How is BCMA currently being used as a biomarker?
In trying to understand the best approach to an immune-based therapy, you must ask whether you have an ideal target, which is defined as something that differentiates between malignant cells and normal cells. We can tolerate some targeting of normal cells, such as B cells or plasma cells, if they are the only cells being targeted and not more vital tissue; however, we have seen issues over time if a patient never has B-cell or plasma cell recovery.
One of the aspects of the target is how to differentiate between the normal and abnormal cells, which would give you the therapeutic windows. How uniform are the expressions? It might be expressed, but does that mean 100% or 50% of the tumor cells expressed it? What is the susceptibility to the development of antigen-negative variants? For example, a whole cell vaccine that’s hitting multiple targets may be better than a single-antigen target.
The target is important, and BCMA is a good target in terms of differentiating plasma cells from many other cells in the body. However, it is not perfect. Eliminating all BCMA cells for a long period has toxicity consequences. We’re trying to figure out whether we need to combine targets and how to best work with that.
What makes BCMA an ideal biomarker?
We are looking at other targets in malignant plasma cells, but [BCMA] is expressed at relatively high levels. There was some thought that [targeting CD19] might be effective because it targets the more primitive stem cell population in myeloma, but the majority of cells didn’t express it, which created challenges. BCMA is richly expressed and might be important to the myeloma cell life cycle, but it probably is not perfect as a single antigen.
The DREAMM-1 trial reported responses in patients with relapsed/refractory multiple myeloma who were treated with belantamab mafodotin, an ADC against BCMA. What is the significance of these early data?
[The agent] has a promising initial response rate. We’re still trying to understand the durability of response. There was some toxicity that we’re now trying to figure out. From what I understand, the toxicity is relatively transient, but it still can affect some vital function aspects of quality of life for patients. We’re still trying to understand how to manage the toxicity and learn how durable the response is.
How is a deeper understanding of BCMA changing the multiple myeloma landscape?
[We must consider] each of these strategies in their own context. If the question is “How do BCMA CAR T cells affect the landscape?” Then we now have a tool that is highly potent in terms of inducing responses. [Toxicity] tends to be relatively manageable, at least in the majority of patients. Patients with advanced disease have these dramatic responses, and then many of them [experience a] relapse; that period of response is not trivial.
In at least 1 of the studies, you have responses that are coming out in close to 1 year in heavily pretreated patients, but it’s not that the disease is now gone or we don’t have to deal with it anymore.
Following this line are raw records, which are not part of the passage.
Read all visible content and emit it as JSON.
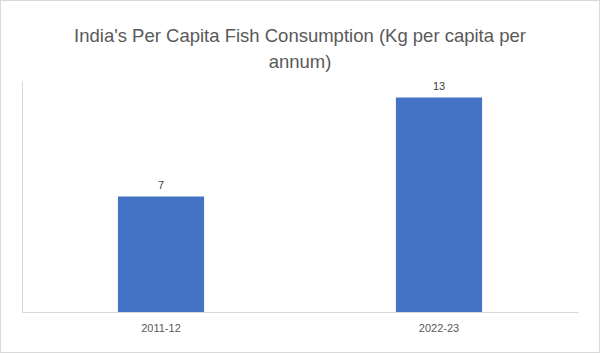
{
  "chart_data": {
    "type": "bar",
    "title": "India's Per Capita Fish Consumption (Kg per capita per annum)",
    "categories": [
      "2011-12",
      "2022-23"
    ],
    "values": [
      7,
      13
    ],
    "color": "#4472c4",
    "ylim": [
      0,
      14
    ],
    "grid": false,
    "data_labels": true,
    "tick_labels": "x"
  }
}
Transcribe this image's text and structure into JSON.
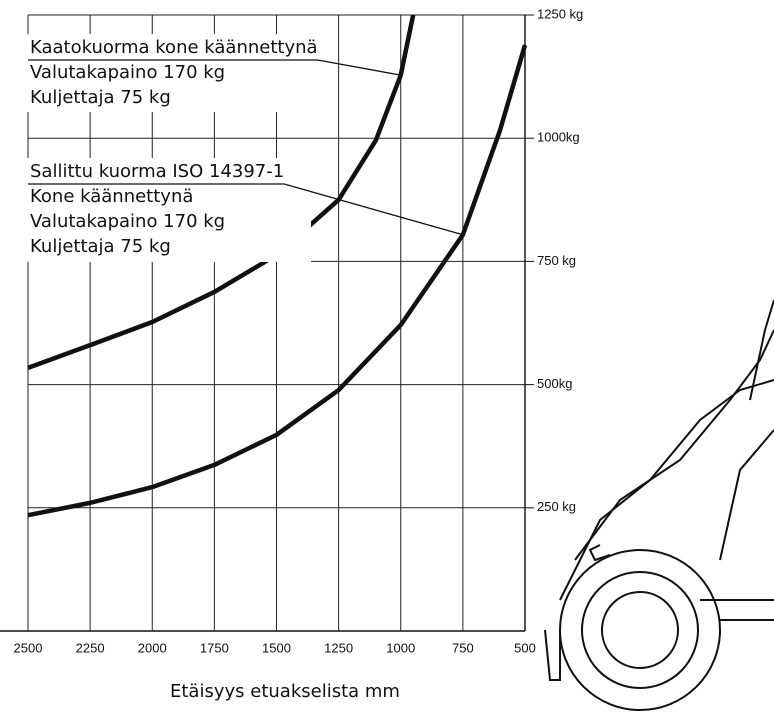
{
  "chart_data": {
    "type": "line",
    "xlabel": "Etäisyys etuakselista mm",
    "x": [
      2500,
      2250,
      2000,
      1750,
      1500,
      1250,
      1100,
      1000,
      950
    ],
    "series": [
      {
        "name": "Kaatokuorma kone käännettynä",
        "color": "#111111",
        "notes": [
          "Valutakapaino 170 kg",
          "Kuljettaja 75 kg"
        ],
        "x": [
          2500,
          2250,
          2000,
          1750,
          1500,
          1250,
          1100,
          1000,
          950
        ],
        "values": [
          534,
          580,
          627,
          688,
          763,
          875,
          996,
          1128,
          1250
        ]
      },
      {
        "name": "Sallittu kuorma ISO 14397-1",
        "color": "#111111",
        "notes": [
          "Kone käännettynä",
          "Valutakapaino 170 kg",
          "Kuljettaja 75 kg"
        ],
        "x": [
          2500,
          2250,
          2000,
          1750,
          1500,
          1250,
          1000,
          750,
          600,
          500
        ],
        "values": [
          235,
          260,
          292,
          337,
          398,
          489,
          621,
          804,
          1017,
          1189
        ]
      }
    ],
    "xlim": [
      2500,
      500
    ],
    "xticks": [
      2500,
      2250,
      2000,
      1750,
      1500,
      1250,
      1000,
      750,
      500
    ],
    "ylim": [
      0,
      1250
    ],
    "yticks": [
      {
        "value": 250,
        "label": "250 kg"
      },
      {
        "value": 500,
        "label": "500kg"
      },
      {
        "value": 750,
        "label": "750 kg"
      },
      {
        "value": 1000,
        "label": "1000kg"
      },
      {
        "value": 1250,
        "label": "1250 kg"
      }
    ],
    "grid": true
  }
}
Whether there is a tail, we’re still going to learn, but patterns of relapse have become the focus when trying to improve on this pretty striking therapy.
What other investigational agents are hitting different targets in myeloma?
The vaccine trial that targets the whole myeloma cell induces the polyclonal response. It is hitting multiple targets, including neoantigens, that are unique to individual tumors. CS1 is another target that [investigators are looking] at with elotuzumab (Empliciti). There was some discussion of NKG2D ligand as a protein expressed on myeloma cells that is being targeted by CAR natural killer cells [and with other approaches]. CD38 and CD138 are also potential targets, but they overlap with other normal cell populations. The number of potential targets is growing.